# Clutch Pedal return spring



## Sloan66 (May 7, 2010)

Where does he return spring attach to on a 66 GTO. I know the one end attaches to the Z bar, but not sure where it attaches to veh. Thanks


----------



## PisnNapalm (Aug 28, 2010)

Here's a pic from one of my manuals. I hope this helps.

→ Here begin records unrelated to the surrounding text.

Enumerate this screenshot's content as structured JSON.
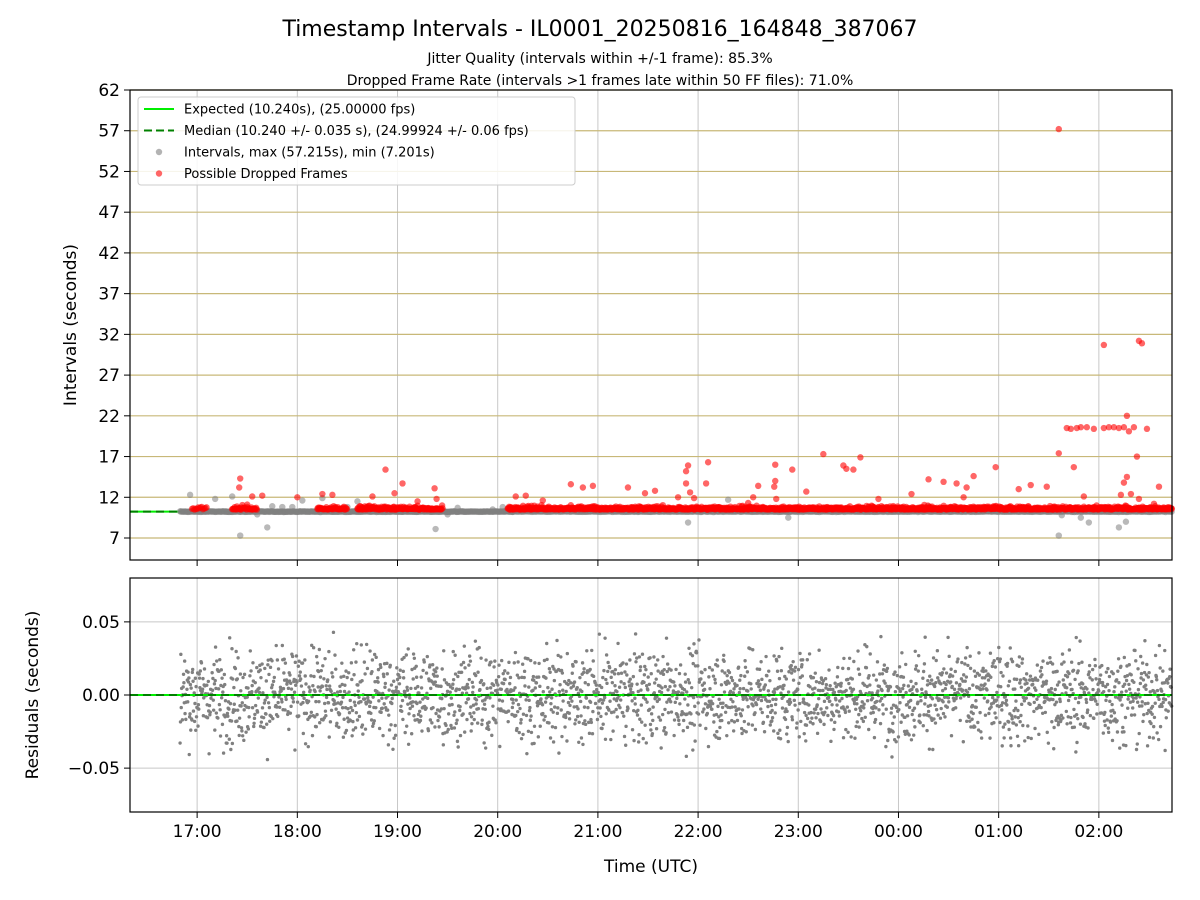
{
  "figure": {
    "title": "Timestamp Intervals - IL0001_20250816_164848_387067",
    "subtitle_1": "Jitter Quality (intervals within +/-1 frame): 85.3%",
    "subtitle_2": "Dropped Frame Rate (intervals >1 frames late within 50 FF files): 71.0%"
  },
  "colors": {
    "expected_line": "#00ee00",
    "median_line": "#008000",
    "intervals_points": "#808080",
    "dropped_points": "#ff0000",
    "horizontal_grid": "#c8b878",
    "vertical_grid": "#c8c8c8"
  },
  "chart_data": [
    {
      "type": "scatter",
      "panel": "intervals",
      "ylabel": "Intervals (seconds)",
      "ylim": [
        4.3,
        62
      ],
      "yticks": [
        7,
        12,
        17,
        22,
        27,
        32,
        37,
        42,
        47,
        52,
        57,
        62
      ],
      "ytick_labels": [
        "7",
        "12",
        "17",
        "22",
        "27",
        "32",
        "37",
        "42",
        "47",
        "52",
        "57",
        "62"
      ],
      "xlim_hours": [
        16.33,
        26.73
      ],
      "grid": true,
      "legend_placement": "upper-left",
      "legend": [
        {
          "label": "Expected (10.240s), (25.00000 fps)",
          "style": "solid-line",
          "color_key": "expected_line"
        },
        {
          "label": "Median (10.240 +/- 0.035 s), (24.99924 +/- 0.06 fps)",
          "style": "dashed-line",
          "color_key": "median_line"
        },
        {
          "label": "Intervals, max (57.215s), min (7.201s)",
          "style": "marker",
          "color_key": "intervals_points"
        },
        {
          "label": "Possible Dropped Frames",
          "style": "marker",
          "color_key": "dropped_points"
        }
      ],
      "expected_interval": 10.24,
      "median_interval": 10.24,
      "series": [
        {
          "name": "Intervals, max (57.215s), min (7.201s)",
          "baseline": 10.24,
          "points": [
            [
              16.93,
              12.3
            ],
            [
              16.97,
              10.4
            ],
            [
              17.18,
              11.8
            ],
            [
              17.35,
              12.1
            ],
            [
              17.43,
              7.3
            ],
            [
              17.6,
              9.9
            ],
            [
              17.7,
              8.3
            ],
            [
              17.75,
              10.9
            ],
            [
              17.85,
              10.8
            ],
            [
              17.95,
              10.8
            ],
            [
              18.05,
              11.6
            ],
            [
              18.25,
              11.9
            ],
            [
              18.5,
              10.8
            ],
            [
              18.6,
              11.5
            ],
            [
              19.15,
              10.6
            ],
            [
              19.38,
              8.1
            ],
            [
              19.5,
              9.9
            ],
            [
              19.6,
              10.7
            ],
            [
              19.95,
              10.5
            ],
            [
              20.05,
              10.8
            ],
            [
              21.4,
              10.2
            ],
            [
              21.9,
              8.9
            ],
            [
              22.3,
              11.7
            ],
            [
              22.9,
              9.5
            ],
            [
              23.9,
              10.6
            ],
            [
              24.3,
              10.9
            ],
            [
              25.3,
              10.3
            ],
            [
              25.6,
              7.3
            ],
            [
              25.63,
              9.8
            ],
            [
              25.82,
              9.5
            ],
            [
              25.9,
              8.9
            ],
            [
              26.2,
              8.3
            ],
            [
              26.27,
              9.0
            ]
          ]
        },
        {
          "name": "Possible Dropped Frames",
          "points": [
            [
              17.43,
              14.3
            ],
            [
              17.42,
              13.2
            ],
            [
              17.55,
              12.1
            ],
            [
              17.65,
              12.2
            ],
            [
              17.5,
              11.1
            ],
            [
              18.0,
              12.0
            ],
            [
              18.25,
              12.4
            ],
            [
              18.35,
              12.3
            ],
            [
              18.75,
              12.1
            ],
            [
              18.88,
              15.4
            ],
            [
              18.97,
              12.5
            ],
            [
              19.05,
              13.7
            ],
            [
              19.2,
              11.5
            ],
            [
              19.37,
              13.1
            ],
            [
              19.39,
              11.8
            ],
            [
              20.18,
              12.1
            ],
            [
              20.28,
              12.2
            ],
            [
              20.45,
              11.6
            ],
            [
              20.73,
              13.6
            ],
            [
              20.85,
              13.2
            ],
            [
              20.95,
              13.4
            ],
            [
              21.3,
              13.2
            ],
            [
              21.47,
              12.5
            ],
            [
              21.57,
              12.8
            ],
            [
              21.8,
              12.0
            ],
            [
              21.88,
              15.2
            ],
            [
              21.9,
              15.9
            ],
            [
              21.88,
              13.7
            ],
            [
              21.92,
              12.6
            ],
            [
              21.96,
              11.9
            ],
            [
              22.1,
              16.3
            ],
            [
              22.08,
              13.7
            ],
            [
              22.5,
              11.3
            ],
            [
              22.55,
              12.0
            ],
            [
              22.6,
              13.4
            ],
            [
              22.77,
              16.0
            ],
            [
              22.77,
              14.0
            ],
            [
              22.76,
              13.3
            ],
            [
              22.78,
              11.8
            ],
            [
              22.94,
              15.4
            ],
            [
              23.08,
              12.7
            ],
            [
              23.25,
              17.3
            ],
            [
              23.45,
              15.9
            ],
            [
              23.48,
              15.5
            ],
            [
              23.55,
              15.4
            ],
            [
              23.62,
              16.9
            ],
            [
              23.8,
              11.8
            ],
            [
              24.13,
              12.4
            ],
            [
              24.3,
              14.2
            ],
            [
              24.45,
              13.9
            ],
            [
              24.58,
              13.7
            ],
            [
              24.65,
              12.0
            ],
            [
              24.68,
              13.2
            ],
            [
              24.75,
              14.6
            ],
            [
              24.97,
              15.7
            ],
            [
              25.2,
              13.0
            ],
            [
              25.32,
              13.5
            ],
            [
              25.48,
              13.3
            ],
            [
              25.6,
              57.2
            ],
            [
              25.6,
              17.4
            ],
            [
              25.68,
              20.5
            ],
            [
              25.72,
              20.4
            ],
            [
              25.75,
              15.7
            ],
            [
              25.78,
              20.5
            ],
            [
              25.82,
              20.6
            ],
            [
              25.88,
              20.6
            ],
            [
              25.95,
              20.4
            ],
            [
              26.05,
              30.7
            ],
            [
              26.05,
              20.5
            ],
            [
              26.1,
              20.6
            ],
            [
              26.15,
              20.6
            ],
            [
              26.2,
              20.5
            ],
            [
              26.25,
              20.6
            ],
            [
              26.28,
              22.0
            ],
            [
              26.3,
              20.1
            ],
            [
              26.35,
              20.6
            ],
            [
              26.38,
              17.0
            ],
            [
              26.4,
              31.2
            ],
            [
              26.43,
              30.9
            ],
            [
              26.48,
              20.4
            ],
            [
              26.6,
              13.3
            ],
            [
              25.85,
              12.1
            ],
            [
              26.28,
              14.5
            ],
            [
              26.25,
              13.8
            ],
            [
              26.22,
              12.3
            ],
            [
              26.32,
              12.4
            ],
            [
              26.4,
              11.8
            ],
            [
              26.55,
              11.2
            ]
          ]
        }
      ]
    },
    {
      "type": "scatter",
      "panel": "residuals",
      "ylabel": "Residuals (seconds)",
      "xlabel": "Time (UTC)",
      "ylim": [
        -0.08,
        0.08
      ],
      "yticks": [
        -0.05,
        0.0,
        0.05
      ],
      "ytick_labels": [
        "−0.05",
        "0.00",
        "0.05"
      ],
      "xlim_hours": [
        16.33,
        26.73
      ],
      "xticks_hours": [
        17,
        18,
        19,
        20,
        21,
        22,
        23,
        24,
        25,
        26
      ],
      "xtick_labels": [
        "17:00",
        "18:00",
        "19:00",
        "20:00",
        "21:00",
        "22:00",
        "23:00",
        "00:00",
        "01:00",
        "02:00"
      ],
      "grid": true,
      "reference_line": 0.0,
      "series": [
        {
          "name": "Residuals",
          "x_range_hours": [
            16.83,
            26.73
          ],
          "point_count": 2600,
          "std": 0.022,
          "points": []
        }
      ]
    }
  ]
}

EDIT:: Dunno how much use that pic is... sorry.


----------



## PisnNapalm (Aug 28, 2010)

Read these forum posts for more info. 

Clutch return spring? - PY Online Forums

Need picture of '66 firewall clutch return spring mount - PY Online Forums

http://forums.performanceyears.com/forums/showpost.php?p=3079732&postcount=6


----------



## Sloan66 (May 7, 2010)

Thanks guy, great info, really appreciate the photos!


----------



## the65gto (Oct 9, 2008)

Sloan66 said:


> Where does he return spring attach to on a 66 GTO. I know the one end attaches to the Z bar, but not sure where it attaches to veh. Thanks


On my 65, I had to modify my spring attachment due to the fact that one header pipe was dead center to the normal attachment point. Used a metal coat hanger to extend it about 2". Been working for about 10 years..


----------